Betty was magnetic. Her deep green eyes and glossy black hair made you want to move in close for a better look. Her smile made you want to be her friend. When she told her wonderful stories about life, spirit, and nature you felt as if she were taking you for a ride to a place that was familiar, but beyond where you could ever get to on your own. Betty lived large. She climbed mountains, swam lakes, sang like a diva, and when she listened to you, you felt as if you were part of something special.

Her husband Peter adored her. He loved sitting in a corner and watching her captivate a room of people. Peter was more private and analytic. His world was a place of numbers that usually tallied accurately and led to the expected conclusions. He was Betty's anchor. Betty was his magic.

Over the period of a few months, Betty, who was thin already, started losing weight. Her appetite diminished, and she began having stomach aches. Her clear eyes looked a little cloudy. After several visits to her primary care doctor and a few specialists, she was diagnosed with pancreatic cancer.

Cancer soon became the dominant partner in their relationship. Chemotherapy became the organizing principle in their lives. Betty felt as if she had become a character in someone else's story and no longer told any of her own. Instead of reading biographies and books on finance, Peter dedicated his free time to researching pancreatic cancer. They stopped talking about dreams and horizons, and focused their attention on the size of her tumors and ways to mitigate the effects of chemo.

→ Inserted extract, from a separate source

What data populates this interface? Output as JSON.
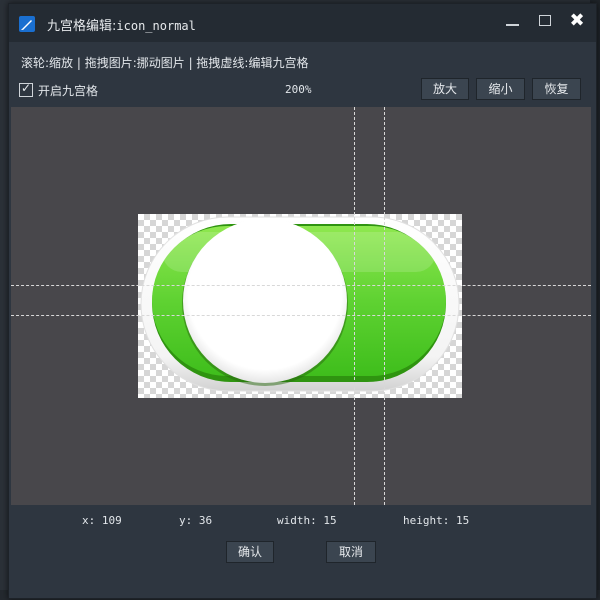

Their life was shrinking while, ironically and luckily, the treatments began to have a positive impact and doctors were offering her more time. Slowly Betty and Peter realized that their trajectory was not going to be a steady descent towards death. They were granted grace periods during which normalcy was possible. The problem was that they had constricted their imaginations and their hopes so much and had been submerged for so long in a world where normalcy was equivalent to pain and illness that they lost touch with how to live.

They began trying to reintroduce pleasure into their lives. One day, as they were driving along the back roads in rural Maine, they stopped for a picnic lunch by one of those astounding, pristine, hidden inland lakes. They noticed an abandoned log cabin on the shore and went to investigate. It was for sale, and they bought it.

The cabin emancipated them. The lake restored them. As they began transforming the cabin from a dilpadated shack into a rustic palace, they were transformed. Instead of monitoring tumor growth, they measured cabinet sizes and plotted out space for a garden.

I like to imagine Betty sitting in a wooden rocking chair on the front porch of the cabin. I can hear the squeaks her chair makes as she gently rocks. Her eyes are half closed. The reflection of the autumn sun bounces off the lake and steaks her raven black hair with blazes of fire.

How do you disentangle illness from the fabric of your relationship? How do you contain illness in its proper place, as intruder, and not as intimate partner? I think we all need to find our equivalent of the cabin by the lake.




Note: This story was inspired by a friend's experience, and thi s post is in honor of her journey . All identifiers have been changed.